Les néo-pronoms non-genrés sont un panel de nouveaux pronoms personnels. Ils représentent chacun une option supplémentaire pour refléter les nuances de genre de chaque individu. Au-delà de "iel" en français, il existe bien d'autres néo-pronoms, tels que "ul", "ulle", "ol", "olle", "ael", "aelle", "ille", "im", ou encore "ellui", "soi", "elleux" et "euxes", qui sont cependant beaucoup moins répandus. Ils ont été créés dans le cadre de l'écriture inclusive: un "ensemble d'attentions graphiques et syntaxiques permettant d'assurer une égalité des représentations entre les hommes et les femmes", selon le Manuel d'écriture inclusive édité par l'agence de communication Mots-Clés.

· Pourquoi ce mot crispe-t-il autant?

Les pronoms neutres, et de manière générale l'écriture inclusive, concentrent les critiques pour plusieurs raisons, notamment car ils sont parfois considérés comme difficile à oraliser ou à lire.

Au sein de la classe politique, le député LaREM de l'Indre, François Jolivet, qui a ouvert le débat mardi dernier.

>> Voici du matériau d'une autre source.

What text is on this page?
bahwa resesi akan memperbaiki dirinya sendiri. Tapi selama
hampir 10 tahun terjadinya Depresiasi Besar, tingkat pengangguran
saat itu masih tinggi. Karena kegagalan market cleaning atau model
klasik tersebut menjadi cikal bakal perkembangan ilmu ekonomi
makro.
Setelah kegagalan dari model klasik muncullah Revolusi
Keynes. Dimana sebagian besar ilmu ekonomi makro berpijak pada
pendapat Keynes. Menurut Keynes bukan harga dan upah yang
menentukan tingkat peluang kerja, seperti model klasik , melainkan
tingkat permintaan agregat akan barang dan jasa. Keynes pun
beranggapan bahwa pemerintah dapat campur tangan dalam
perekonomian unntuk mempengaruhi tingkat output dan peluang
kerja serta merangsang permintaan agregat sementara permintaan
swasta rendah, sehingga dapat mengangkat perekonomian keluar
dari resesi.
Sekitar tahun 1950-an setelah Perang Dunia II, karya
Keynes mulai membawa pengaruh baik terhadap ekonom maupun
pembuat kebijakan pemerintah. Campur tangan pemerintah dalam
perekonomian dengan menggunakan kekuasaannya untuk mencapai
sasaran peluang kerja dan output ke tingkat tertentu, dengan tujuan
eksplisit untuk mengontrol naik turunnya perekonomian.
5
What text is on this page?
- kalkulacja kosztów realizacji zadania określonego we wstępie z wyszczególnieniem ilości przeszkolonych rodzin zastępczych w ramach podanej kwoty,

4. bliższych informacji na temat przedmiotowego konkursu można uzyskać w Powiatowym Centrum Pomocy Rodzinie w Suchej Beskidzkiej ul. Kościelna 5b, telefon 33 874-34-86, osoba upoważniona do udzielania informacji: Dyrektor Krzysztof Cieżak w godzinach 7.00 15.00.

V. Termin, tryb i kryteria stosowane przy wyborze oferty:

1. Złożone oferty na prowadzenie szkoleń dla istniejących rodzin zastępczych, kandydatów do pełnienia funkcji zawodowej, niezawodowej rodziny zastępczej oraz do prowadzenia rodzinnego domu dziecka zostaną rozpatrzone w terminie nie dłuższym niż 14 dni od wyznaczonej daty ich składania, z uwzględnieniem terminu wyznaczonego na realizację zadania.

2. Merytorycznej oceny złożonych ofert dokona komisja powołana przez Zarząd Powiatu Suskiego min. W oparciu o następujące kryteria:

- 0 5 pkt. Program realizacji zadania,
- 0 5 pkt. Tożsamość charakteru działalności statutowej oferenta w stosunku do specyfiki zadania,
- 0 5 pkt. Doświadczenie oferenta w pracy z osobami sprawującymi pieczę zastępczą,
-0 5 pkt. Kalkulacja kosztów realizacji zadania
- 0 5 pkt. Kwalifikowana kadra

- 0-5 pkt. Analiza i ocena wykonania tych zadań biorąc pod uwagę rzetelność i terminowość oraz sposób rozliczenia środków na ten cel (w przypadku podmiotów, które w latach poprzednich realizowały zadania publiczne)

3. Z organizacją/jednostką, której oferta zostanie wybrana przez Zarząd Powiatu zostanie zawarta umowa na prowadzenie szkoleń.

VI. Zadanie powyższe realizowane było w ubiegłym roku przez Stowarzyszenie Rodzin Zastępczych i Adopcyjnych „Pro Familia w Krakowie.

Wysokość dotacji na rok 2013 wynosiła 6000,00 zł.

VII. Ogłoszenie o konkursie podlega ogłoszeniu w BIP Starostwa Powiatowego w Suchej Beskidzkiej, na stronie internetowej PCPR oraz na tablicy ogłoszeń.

Au détour d'un tweet, l'élu a considéré que les auteurs de ces "mots" étaient les militants d’une cause "qui n’a rien de français" et indiqué qu'il avait adressé un courrier à l’Académie française pour solliciter son point de vue sur cette initiative qu’il qualifie de "très malheureuse".

L'élu indrois voit en cette incursion dans le dictionnaire "le stigmate de l'entrée dans notre langue de l'écriture dite 'inclusive', sans doute précurseur de l'avènement de l'idéologie 'woke' (une notion aux contours mal définis, qui tend à s'immiscer dans le débat politique, NDLR), destructrice des valeurs qui sont les nôtres".

Un avis partagé de longue date par le ministre de l'Éducation Jean-Michel Blanquer. "L'écriture inclusive n'est pas l'avenir de la langue française", a-t-il tancé mardi sur Twitter, avant d'ajouter: "Alors même que nos élèves sont justement en train de consolider leurs savoirs fondamentaux, ils ne sauraient avoir cela pour référence".

En mai dernier déjà, Jean-Michel Blanquer avait fait paraître une circulaire visant à écarter "l’écriture dite inclusive qui utilise notamment le point médian" au sein de l’Éducation nationale. Mais ce mercredi, le dictionnaire Le Robert s'est défendu d'avoir voulu faire preuve de militantisme ou de "wokisme aïgu".

À l'origine, le terme "woke" fait référence au fait d'avoir une sensibilité "éveillée aux différentes sortes de discriminations". Mais aujourd'hui, "quand on parle de wokisme, c'est une injure du camp conservateur qui vise la gauche", nous expliquait fin octobre le spécialiste Albin Wagener, enseignant-chercheur à Rennes-2 en discours et communication. Les éditions Le Robert ont promis qu'elles proposeraient prochainement une définition du mot.